Current regenerative strategies cannot fully restore the biomechanical functions of cartilage, as they do not
fully recapitulate the collagen fibrillar architecture of native ECM. This project will study the activities of the
regulatory fibril-forming type III collagen (collagen III) in directing cartilage matrix assembly and chondrocyte
mechanotransduction at different stages of post-natal growth, maintenance and disease. Our central
hypothesis is that collagen III regulates cartilage ECM biomechanics and chondrocyte mechanotransduction
through its effects on collagen fibril assembly and integrin switching, and that loss of collagen III increases
cartilage susceptibility to OA.
Specifically, we will elucidate the activities of collagen III in the formation and maintenance of cartilage (Aim 1),
in injury-induced cartilage degradation in OA (Aim 2), as well as in the neo-matrix assembly and chondrocyte
mechanotransduction (Aim 3). In Aim 1, we will determine if loss of collagen III impairs ECM fibril assembly,
pericellular matrix (PCM) integrity, chondrocyte mechanosensing and gene expression during the post-natal
growth and aging. In Aim 2, we will first determine if loss of collagen III accelerates cartilage degeneration and
OA progression in post-traumatic OA induced by the following destabilization of the medial meniscus surgery
(DMM model). We will then determine if collagen III delays the degradation of collagen II and aggrecan in
response to inflammatory factors known to drive OA progression. In Aim 3, we will first determine if collagen III
regulates the assembly of neo-matrix synthesized by chondrocytes cultured in 3D hydrogel under the
stimulation of dynamic loading.
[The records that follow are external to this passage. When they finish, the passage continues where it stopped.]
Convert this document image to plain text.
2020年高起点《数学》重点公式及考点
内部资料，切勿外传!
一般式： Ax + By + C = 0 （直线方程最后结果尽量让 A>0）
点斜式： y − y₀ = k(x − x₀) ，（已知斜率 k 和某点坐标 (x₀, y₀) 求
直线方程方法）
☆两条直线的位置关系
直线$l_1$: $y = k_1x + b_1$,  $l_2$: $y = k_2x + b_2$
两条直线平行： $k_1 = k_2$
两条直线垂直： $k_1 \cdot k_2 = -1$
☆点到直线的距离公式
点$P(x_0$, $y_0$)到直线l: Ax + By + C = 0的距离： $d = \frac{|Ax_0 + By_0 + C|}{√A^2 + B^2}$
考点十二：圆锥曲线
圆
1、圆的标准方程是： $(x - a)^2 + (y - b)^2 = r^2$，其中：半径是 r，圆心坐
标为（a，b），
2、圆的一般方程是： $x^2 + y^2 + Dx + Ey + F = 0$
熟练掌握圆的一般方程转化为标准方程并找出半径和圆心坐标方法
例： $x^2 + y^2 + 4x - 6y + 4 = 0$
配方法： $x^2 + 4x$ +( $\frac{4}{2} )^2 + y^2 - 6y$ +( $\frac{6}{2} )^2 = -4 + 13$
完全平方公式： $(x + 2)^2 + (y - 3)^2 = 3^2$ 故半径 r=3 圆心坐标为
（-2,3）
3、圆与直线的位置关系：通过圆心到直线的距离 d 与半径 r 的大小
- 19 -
Next, we will delineate the effects of collagen III on regulating the integrin
switching of chondrocytes and downstream mechanosensitive pathways, with a focus on integrin α11. To
elucidate the role of collagen III in cartilage, a number of innovative approaches will be used. We generated a
novel inducible collagen III deficient (i.e., Col3a1F/+, Col3a1F/F) mouse model to study the dose-dependent
effects of collagen III by temporal targeting of collagen III in cartilage. We will apply a multidisciplinary analysis
paradigm that integrates atomic force microscopy (AFM)-nanomechanical tests, immunofluorescence imaging
and laser capture microdissection. These techniques will enable us to study the impact of collagen III on
cartilage composition, structure, mechanics and cell mechanotransduction, and to determine mechanisms by
which it regulates matrix remodeling and mechanosensation. Successful completion of this study will establish
collagen III as an essential constituent responsible for ECM structural integrity and cell mechanotransduction of
cartilage. Outcomes will provide a new basis for improving cartilage tissue engineering using collagen III-based
biomaterials and elucidate new collagen III-dependent mechanisms to serve as targets for OA intervention.